Bu sınıfın kaldırılması ve bu sınıf çalışanlarının genel idare hizmetler Sınıfına alınması için verilen kanun teklifleri bekletilmektedir. Neden bekletilmektedir anlamam mümkün değildir. Yasada belirtilen tüm işlerin bir memurdan yapılmasının istenmesi bir yana çalıma koşullarının çoğu zaman mesai kavramından uzak olması, ilgili amirlerin her türlü mobbing uygulamaları insan onurunu zedelemektedir. On binlerce çalışanın bulunduğu bu kanuna yasaya tekrar göz atılmalı ivedi olarak çalışma şartları ve özlük hakları 21.yy. standartlarına getirilmelidir.

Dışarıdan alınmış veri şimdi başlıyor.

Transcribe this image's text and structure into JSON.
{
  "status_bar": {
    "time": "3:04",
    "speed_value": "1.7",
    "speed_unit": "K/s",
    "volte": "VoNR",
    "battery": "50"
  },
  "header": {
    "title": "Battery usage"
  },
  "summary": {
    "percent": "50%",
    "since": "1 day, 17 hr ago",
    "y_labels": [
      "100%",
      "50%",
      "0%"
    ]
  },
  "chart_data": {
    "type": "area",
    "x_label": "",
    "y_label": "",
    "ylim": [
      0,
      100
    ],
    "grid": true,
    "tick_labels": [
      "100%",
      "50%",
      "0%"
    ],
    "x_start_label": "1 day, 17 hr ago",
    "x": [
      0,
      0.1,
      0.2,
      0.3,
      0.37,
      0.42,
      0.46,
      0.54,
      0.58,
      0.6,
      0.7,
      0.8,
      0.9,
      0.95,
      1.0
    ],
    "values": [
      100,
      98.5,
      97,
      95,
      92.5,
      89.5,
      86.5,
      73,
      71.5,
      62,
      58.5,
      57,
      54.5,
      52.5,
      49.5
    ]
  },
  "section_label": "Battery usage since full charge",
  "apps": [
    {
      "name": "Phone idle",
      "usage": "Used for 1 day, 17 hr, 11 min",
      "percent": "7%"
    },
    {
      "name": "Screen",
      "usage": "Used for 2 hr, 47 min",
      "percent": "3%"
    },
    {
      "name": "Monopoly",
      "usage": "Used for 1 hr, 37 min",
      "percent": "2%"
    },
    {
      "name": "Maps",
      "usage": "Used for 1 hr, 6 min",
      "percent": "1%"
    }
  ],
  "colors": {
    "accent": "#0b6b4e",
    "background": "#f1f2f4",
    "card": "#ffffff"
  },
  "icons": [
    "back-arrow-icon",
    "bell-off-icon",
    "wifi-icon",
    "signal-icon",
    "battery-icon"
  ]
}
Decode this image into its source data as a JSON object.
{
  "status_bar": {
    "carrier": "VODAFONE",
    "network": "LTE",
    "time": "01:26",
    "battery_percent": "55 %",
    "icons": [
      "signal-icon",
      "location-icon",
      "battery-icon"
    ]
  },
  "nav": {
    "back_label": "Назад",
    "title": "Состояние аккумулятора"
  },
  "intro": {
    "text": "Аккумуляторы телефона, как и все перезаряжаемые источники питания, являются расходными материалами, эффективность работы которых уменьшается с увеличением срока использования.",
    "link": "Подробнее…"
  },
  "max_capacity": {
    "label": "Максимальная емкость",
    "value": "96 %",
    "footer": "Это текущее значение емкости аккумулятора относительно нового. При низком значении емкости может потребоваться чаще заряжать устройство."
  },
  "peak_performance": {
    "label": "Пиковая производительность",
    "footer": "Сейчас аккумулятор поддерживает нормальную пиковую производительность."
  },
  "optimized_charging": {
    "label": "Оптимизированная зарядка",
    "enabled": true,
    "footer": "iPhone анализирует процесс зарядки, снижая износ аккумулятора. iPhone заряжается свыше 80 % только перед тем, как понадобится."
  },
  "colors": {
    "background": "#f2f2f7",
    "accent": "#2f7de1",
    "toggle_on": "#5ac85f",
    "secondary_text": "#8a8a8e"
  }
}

Engelli çalışanların durumu ise tam bir insanlık dramı ve vicdan azabı sebebidir. Bu husustan Sayın Cumhurbaşkanımızın haberi olduğunu düşünmüyorum. Aksi takdirde vicdanı zedeleyen durumlara asla taviz vermezdi.
    Biran önce yardımcı hizmetli sınıfında çalışan arkadaşların talepleri dinlenmeli, devlet aklıyla çözüm sunulmalıdır. Bu hususta devletimize güvenimiz tamdır. Vesselam.